The Shaper is the end user. They open the dashboard and see a reshape panel that reflects the Crafter's definition — nothing more, nothing less.

The Shaper can:

  • Show or hide optional columns
  • Reorder visible columns (within the defined bounds)
  • Set their preferred sort
  • Save filter preferences

The Shaper cannot:

  • See columns the Crafter didn't mark as shapeable
  • Add more columns than the Crafter's max
  • Sort on a column that wasn't declared sortable

From the Shaper's perspective, this feels like a fully customizable dashboard. From the Crafter's perspective, it's a fully controlled one. Both are true simultaneously.

Why this split matters

The core insight: the Crafter and the Shaper have different expertise and different responsibilities.

The Crafter understands the data model. They know which columns can be safely exposed, which queries are performant, which fields might contain sensitive data. They should own those decisions.

The Shaper understands their own workflow. They know which columns they actually use, which defaults don't match how they work, which view would save them 30 seconds every morning. They should own those decisions.

When everything goes through the Crafter — when every Shaper preference requires a Crafter implementation — you get the customization backlog. Tickets pile up. Developers get pulled off real work. Users wait.

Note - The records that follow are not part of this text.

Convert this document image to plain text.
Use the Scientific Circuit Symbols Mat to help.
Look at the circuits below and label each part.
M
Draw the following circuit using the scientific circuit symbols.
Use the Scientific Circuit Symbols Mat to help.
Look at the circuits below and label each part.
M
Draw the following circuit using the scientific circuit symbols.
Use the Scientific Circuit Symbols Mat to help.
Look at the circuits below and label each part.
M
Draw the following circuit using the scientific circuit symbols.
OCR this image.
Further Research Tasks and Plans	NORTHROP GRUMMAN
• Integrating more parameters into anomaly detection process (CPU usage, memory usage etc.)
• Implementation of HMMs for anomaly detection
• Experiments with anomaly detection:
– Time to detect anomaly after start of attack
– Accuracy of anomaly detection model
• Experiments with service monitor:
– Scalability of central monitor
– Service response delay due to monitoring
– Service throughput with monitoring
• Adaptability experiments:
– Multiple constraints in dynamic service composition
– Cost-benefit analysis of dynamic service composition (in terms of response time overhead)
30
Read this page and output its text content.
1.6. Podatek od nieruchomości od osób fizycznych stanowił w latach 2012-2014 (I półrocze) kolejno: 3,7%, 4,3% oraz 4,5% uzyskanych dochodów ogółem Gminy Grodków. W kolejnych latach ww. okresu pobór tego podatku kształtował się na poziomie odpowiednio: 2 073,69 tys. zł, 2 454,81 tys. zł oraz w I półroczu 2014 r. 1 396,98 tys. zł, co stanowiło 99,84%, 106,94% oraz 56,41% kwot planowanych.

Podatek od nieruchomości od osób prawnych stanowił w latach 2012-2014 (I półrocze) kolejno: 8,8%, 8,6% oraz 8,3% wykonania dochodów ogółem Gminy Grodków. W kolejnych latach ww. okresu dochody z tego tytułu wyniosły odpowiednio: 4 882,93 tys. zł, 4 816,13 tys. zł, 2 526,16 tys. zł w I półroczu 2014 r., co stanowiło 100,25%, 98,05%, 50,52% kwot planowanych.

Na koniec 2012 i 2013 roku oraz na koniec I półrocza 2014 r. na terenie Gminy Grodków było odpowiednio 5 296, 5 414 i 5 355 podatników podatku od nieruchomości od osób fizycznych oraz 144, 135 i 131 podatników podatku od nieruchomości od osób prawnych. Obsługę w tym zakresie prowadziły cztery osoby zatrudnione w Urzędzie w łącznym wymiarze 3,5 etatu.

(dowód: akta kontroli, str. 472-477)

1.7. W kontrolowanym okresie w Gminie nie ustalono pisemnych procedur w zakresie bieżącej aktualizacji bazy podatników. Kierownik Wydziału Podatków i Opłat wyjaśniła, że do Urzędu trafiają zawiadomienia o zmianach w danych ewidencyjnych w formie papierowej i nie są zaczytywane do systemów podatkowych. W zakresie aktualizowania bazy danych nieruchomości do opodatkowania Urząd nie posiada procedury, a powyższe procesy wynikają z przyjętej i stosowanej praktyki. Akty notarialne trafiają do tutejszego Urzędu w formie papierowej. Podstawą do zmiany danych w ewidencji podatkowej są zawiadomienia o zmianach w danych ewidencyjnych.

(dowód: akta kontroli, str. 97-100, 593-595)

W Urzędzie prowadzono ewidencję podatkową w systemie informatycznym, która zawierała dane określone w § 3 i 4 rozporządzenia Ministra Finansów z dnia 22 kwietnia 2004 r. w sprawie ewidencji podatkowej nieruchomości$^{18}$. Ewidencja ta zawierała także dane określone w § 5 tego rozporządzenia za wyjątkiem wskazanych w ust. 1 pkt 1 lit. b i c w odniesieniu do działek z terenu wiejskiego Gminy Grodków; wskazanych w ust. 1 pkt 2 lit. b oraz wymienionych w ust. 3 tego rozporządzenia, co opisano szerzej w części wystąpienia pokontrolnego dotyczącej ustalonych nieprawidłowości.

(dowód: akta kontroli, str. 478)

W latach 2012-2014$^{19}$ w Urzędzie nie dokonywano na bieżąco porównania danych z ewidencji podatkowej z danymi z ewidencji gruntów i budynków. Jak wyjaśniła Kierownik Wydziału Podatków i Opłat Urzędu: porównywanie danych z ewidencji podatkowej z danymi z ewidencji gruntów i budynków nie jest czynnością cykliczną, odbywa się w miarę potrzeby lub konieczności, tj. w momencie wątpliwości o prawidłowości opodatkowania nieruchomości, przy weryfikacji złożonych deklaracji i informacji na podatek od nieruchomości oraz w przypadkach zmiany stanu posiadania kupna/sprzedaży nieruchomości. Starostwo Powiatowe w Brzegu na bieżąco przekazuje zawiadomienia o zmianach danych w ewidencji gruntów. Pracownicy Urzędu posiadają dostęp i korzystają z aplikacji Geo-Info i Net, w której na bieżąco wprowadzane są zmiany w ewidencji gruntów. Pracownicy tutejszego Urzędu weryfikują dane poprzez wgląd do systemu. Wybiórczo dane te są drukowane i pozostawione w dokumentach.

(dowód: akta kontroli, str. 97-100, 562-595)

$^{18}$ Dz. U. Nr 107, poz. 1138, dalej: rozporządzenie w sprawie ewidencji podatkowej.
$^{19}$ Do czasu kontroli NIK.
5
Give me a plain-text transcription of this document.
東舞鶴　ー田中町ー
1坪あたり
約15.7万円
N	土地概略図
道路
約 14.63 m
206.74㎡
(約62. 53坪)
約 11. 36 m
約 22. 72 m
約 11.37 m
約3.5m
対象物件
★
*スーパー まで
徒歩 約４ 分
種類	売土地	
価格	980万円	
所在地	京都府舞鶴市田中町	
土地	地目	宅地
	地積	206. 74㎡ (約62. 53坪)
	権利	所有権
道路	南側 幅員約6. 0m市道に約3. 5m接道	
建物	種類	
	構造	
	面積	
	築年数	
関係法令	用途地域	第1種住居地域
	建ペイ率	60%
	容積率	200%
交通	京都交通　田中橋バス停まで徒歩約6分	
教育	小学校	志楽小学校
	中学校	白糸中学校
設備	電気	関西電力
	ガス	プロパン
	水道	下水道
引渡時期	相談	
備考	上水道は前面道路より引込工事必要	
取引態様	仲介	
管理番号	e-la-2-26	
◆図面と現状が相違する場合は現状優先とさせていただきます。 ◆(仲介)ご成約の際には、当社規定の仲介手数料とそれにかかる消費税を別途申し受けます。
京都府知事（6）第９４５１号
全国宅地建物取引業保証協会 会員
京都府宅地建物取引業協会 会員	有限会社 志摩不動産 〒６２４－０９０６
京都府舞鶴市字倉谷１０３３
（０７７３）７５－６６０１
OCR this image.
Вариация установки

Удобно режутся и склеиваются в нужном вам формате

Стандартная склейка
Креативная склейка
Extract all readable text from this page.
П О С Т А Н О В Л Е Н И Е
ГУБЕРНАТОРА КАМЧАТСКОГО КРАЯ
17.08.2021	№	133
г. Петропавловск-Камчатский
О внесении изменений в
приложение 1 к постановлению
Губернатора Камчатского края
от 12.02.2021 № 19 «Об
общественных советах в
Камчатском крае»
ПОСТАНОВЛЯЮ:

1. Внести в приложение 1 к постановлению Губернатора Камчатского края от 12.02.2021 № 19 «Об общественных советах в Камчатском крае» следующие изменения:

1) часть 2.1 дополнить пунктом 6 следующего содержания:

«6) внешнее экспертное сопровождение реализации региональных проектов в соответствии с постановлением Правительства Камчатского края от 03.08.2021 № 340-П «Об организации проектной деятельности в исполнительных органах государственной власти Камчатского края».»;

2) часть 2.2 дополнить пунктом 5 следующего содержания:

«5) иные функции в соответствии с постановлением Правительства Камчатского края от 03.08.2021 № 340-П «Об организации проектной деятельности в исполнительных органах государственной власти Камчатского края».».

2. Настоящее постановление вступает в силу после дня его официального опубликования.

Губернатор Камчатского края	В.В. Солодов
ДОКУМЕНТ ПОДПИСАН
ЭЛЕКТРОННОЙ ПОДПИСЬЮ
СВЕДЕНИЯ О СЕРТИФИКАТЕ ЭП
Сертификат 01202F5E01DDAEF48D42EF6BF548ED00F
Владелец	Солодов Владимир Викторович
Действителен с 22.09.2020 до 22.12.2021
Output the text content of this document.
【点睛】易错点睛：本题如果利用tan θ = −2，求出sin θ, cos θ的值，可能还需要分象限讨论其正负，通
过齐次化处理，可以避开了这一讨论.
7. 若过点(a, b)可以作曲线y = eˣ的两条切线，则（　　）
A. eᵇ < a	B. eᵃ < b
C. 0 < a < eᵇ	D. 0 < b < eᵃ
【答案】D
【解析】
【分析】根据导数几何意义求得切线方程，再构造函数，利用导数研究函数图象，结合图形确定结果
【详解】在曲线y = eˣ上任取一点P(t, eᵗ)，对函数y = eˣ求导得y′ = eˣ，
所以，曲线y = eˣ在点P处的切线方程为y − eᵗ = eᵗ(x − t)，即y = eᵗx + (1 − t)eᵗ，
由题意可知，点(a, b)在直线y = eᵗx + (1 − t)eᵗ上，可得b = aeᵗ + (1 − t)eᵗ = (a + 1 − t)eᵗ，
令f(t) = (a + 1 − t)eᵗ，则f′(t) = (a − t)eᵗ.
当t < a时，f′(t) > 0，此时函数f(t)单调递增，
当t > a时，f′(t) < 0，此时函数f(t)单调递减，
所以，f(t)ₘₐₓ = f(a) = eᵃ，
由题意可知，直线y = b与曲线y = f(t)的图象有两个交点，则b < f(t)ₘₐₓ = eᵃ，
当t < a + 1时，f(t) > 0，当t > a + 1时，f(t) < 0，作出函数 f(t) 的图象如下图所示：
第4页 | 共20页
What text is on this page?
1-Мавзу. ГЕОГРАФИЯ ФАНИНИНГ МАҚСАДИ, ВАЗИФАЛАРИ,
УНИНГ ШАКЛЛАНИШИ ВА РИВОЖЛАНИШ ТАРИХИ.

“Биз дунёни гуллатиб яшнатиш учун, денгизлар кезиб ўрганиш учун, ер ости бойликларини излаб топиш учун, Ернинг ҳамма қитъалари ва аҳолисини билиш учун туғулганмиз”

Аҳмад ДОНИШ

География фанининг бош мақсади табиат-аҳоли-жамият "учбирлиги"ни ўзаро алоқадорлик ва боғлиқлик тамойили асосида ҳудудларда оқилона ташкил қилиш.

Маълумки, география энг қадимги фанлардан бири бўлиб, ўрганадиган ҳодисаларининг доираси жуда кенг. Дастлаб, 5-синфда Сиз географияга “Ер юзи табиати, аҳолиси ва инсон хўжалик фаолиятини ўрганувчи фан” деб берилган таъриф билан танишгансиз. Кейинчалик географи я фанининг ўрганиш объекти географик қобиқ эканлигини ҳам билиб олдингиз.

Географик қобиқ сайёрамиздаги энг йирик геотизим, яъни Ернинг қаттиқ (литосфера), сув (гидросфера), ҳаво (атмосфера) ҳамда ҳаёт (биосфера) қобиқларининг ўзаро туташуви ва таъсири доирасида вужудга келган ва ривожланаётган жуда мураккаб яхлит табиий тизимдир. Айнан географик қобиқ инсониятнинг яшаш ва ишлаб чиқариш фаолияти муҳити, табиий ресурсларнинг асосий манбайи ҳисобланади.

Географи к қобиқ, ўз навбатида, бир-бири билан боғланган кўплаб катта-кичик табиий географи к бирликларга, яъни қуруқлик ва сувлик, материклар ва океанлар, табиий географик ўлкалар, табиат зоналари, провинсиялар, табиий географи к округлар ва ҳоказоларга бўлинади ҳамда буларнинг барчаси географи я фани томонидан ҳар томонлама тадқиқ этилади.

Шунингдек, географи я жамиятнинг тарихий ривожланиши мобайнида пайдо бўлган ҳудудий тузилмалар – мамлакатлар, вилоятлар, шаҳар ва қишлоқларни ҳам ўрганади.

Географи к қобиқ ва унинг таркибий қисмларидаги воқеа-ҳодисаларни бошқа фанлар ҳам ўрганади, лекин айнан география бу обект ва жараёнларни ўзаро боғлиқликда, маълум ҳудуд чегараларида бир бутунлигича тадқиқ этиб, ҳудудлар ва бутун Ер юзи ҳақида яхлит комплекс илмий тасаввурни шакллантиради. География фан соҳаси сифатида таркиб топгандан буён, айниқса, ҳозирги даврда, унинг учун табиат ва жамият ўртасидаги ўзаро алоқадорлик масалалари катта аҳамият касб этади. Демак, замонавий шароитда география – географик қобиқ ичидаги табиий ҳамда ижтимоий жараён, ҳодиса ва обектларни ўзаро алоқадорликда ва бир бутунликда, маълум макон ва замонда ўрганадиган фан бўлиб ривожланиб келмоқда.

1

When the Shaper gets unconstrained control — when they can configure anything — you get configuration chaos. Broken UIs. Expensive queries. Support tickets that require debugging someone else's configuration.

The Crafter/Shaper split puts each decision in the hands of the right person, and uses code to enforce the boundary.

The model in multi-tenant products

Multi-tenant products add a third actor: the tenant admin. In a B2B SaaS product, there's the developer (Crafter), the company admin, and the end user (Shaper).

ShapeKit handles this with a layered preference model:

  1. Crafter defines the shape space (what's possible)
  2. Tenant admin sets company defaults (what Shapers see when they first open the dashboard)
  3. Shaper adjusts within the company defaults (their personal view)

Each layer can only operate within the bounds of the layer above it. Shapers can't override admin-locked settings. Admins can't expose columns the Crafter didn't make shapeable.

The Crafter writes one definition. Every tenant and every user gets a view that fits their context.